Early objective strength values have the potential to be invaluable to patients and clinicians. In the changing healthcare landscape with many patients facing high co-payments and limited approved physical therapy visits, access to long-term physical therapy following ACL-R is becoming increasingly limited. The ability to identify patients who are on, ahead, or behind schedule early in the process will allow more directed early treatment and hopefully improved patient outcomes. The results of this study indicated that 48% of isokinetic quadriceps strength at time of RTS testing was explained by 12-weeks quadriceps strength, age and sex. There are likely many factors that help explain the remaining 52% of strength at RTS including pain, inflammation, swelling, fear, atrophy, and decreased neural drive.31 Identification of the additional factors that contribute to quadriceps strength at time of RTS is the obvious next step to allow for more directed treatment strategies.

This study is not without limitations. The primary limitation of this study is that individuals were not assessed for meeting RTS criteria at time of RTS testing. This study is part of a larger ongoing ACL outcomes study and the purpose of this sub investigation was to assess for the specific relationship between 12-week and RTS isokinetic peak torque values, not to assess if 12-week strength values could differentiate those who returned or did not return to sport. Additionally, there was no follow up beyond RTS in this cohort and so there is currently not a definitive way to determine if/when these athletes returned to sport following testing. There is also a limitation in the generalizability of this study as only those athletes following primary ACL-R with PBTB graft type were included and these findings likely change when other graft types are included.
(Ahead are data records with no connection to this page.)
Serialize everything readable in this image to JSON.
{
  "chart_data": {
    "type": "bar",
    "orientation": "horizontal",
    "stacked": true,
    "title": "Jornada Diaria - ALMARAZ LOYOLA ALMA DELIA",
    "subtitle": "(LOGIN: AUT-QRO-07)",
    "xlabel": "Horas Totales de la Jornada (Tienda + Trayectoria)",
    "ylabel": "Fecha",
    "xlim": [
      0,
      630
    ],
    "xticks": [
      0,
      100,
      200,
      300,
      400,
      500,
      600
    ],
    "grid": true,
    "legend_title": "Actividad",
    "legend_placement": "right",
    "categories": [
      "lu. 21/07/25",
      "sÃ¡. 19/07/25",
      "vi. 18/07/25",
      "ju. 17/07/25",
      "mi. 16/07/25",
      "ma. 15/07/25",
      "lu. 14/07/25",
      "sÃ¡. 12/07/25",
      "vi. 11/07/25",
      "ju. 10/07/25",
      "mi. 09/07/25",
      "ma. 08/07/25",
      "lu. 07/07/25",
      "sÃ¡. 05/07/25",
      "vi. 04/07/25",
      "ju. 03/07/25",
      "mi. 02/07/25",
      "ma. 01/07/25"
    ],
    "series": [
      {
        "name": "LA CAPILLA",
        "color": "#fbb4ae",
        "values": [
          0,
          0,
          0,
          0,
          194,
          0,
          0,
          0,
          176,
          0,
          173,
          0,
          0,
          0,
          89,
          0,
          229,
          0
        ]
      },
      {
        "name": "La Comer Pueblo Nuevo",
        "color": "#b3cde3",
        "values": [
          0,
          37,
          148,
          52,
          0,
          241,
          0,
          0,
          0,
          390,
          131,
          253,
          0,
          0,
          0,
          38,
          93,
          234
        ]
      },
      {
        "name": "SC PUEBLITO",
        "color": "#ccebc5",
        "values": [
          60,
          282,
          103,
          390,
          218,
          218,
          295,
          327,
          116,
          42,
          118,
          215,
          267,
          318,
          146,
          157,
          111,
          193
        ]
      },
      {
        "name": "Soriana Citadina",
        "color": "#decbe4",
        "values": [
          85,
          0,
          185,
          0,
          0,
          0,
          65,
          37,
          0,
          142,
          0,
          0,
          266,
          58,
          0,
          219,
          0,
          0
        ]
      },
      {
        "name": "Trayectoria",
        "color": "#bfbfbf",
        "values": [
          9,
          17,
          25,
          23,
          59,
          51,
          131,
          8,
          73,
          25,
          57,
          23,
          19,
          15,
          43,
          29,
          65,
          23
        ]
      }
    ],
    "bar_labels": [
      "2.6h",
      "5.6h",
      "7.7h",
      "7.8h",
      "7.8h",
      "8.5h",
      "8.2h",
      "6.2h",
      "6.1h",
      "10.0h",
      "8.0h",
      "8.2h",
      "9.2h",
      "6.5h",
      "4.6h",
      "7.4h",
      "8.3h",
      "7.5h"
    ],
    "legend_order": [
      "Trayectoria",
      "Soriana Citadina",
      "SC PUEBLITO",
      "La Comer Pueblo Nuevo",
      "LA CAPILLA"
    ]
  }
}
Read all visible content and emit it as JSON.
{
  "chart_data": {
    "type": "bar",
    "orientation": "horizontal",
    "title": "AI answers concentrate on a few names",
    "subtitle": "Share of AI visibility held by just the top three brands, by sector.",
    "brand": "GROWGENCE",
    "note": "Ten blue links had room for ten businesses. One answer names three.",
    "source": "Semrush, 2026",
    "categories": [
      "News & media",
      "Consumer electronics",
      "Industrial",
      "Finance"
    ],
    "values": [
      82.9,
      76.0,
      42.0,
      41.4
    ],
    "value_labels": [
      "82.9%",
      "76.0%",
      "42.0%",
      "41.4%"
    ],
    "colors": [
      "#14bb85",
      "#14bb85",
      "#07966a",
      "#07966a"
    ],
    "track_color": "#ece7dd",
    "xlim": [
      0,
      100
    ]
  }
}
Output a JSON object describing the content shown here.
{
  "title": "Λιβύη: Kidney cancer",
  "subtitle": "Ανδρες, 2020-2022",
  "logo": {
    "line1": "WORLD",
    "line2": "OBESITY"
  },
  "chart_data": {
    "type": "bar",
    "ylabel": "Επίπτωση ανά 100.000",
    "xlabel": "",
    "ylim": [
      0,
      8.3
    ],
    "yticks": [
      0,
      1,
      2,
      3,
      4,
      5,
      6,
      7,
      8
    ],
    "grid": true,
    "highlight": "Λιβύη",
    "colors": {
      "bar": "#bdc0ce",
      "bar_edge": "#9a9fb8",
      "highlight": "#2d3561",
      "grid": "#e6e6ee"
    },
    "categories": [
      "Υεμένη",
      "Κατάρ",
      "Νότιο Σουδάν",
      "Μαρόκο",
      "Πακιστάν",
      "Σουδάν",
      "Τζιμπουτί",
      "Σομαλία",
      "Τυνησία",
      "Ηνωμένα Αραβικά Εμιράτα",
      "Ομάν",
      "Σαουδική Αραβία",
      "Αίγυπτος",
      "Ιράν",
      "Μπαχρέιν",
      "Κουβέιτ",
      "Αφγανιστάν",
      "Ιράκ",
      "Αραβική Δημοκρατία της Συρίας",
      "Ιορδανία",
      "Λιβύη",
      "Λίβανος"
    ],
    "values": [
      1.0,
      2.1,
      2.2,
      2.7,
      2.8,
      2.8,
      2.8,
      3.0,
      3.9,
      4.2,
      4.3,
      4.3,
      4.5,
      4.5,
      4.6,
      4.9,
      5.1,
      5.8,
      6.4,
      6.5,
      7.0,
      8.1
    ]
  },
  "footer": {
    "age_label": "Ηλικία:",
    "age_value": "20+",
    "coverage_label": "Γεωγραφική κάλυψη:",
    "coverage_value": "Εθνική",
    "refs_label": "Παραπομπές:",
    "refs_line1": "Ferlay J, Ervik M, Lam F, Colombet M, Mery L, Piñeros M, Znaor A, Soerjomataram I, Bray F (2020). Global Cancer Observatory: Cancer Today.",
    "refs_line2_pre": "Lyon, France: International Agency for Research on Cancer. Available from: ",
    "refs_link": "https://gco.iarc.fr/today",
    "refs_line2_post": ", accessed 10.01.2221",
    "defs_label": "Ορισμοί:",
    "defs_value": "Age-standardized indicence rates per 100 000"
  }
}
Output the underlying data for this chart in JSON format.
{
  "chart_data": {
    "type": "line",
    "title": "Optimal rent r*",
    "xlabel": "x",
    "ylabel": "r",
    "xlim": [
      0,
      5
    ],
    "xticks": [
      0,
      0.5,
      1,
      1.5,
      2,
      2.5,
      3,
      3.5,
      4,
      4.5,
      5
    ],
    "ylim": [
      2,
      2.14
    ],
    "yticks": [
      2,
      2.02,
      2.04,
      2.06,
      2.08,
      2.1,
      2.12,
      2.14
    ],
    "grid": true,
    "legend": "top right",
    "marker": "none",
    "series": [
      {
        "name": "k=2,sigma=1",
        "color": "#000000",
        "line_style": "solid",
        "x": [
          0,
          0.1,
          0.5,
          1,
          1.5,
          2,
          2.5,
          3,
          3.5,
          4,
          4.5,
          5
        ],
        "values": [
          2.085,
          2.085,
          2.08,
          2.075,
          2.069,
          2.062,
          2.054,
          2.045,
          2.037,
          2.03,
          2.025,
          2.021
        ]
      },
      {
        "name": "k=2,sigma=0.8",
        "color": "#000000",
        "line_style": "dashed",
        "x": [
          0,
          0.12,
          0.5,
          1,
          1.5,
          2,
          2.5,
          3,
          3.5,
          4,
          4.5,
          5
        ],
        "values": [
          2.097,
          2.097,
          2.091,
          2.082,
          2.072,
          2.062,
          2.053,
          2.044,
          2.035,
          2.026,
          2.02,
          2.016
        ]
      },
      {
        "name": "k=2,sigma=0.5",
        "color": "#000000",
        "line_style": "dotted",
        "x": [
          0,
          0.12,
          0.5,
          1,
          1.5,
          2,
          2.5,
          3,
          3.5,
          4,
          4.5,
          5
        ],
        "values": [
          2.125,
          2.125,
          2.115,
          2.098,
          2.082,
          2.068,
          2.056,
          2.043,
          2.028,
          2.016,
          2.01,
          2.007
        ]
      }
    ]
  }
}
Thirdly, no measurement of central activation ratio (a ratio that measures maximum voluntary force produced divided by the force produced following a superimposed burst during a maximal voluntary contraction) was taken and this has been shown to be diminished following ACL-R and play a major role in quadriceps strength.5 Lastly, there are some inherent limitations with using isokinetic dynamometry when considering clinical applicability; however, it remains the gold standard for measurement of strength following ACL-R.


In conclusion, quadriceps strength at 12 weeks following surgery was shown to be a significantly strong predictor (47%) for isokinetic quadriceps strength recovery at time of RTS. This finding underscores the importance of early restoration of quadriceps strength and that while non-modifiable factors such as sex and age are important, early restoration of quadriceps strength most strongly influences late stage quadriceps strength.

Conflict of interests

The authors have no conflicts of interest to declare.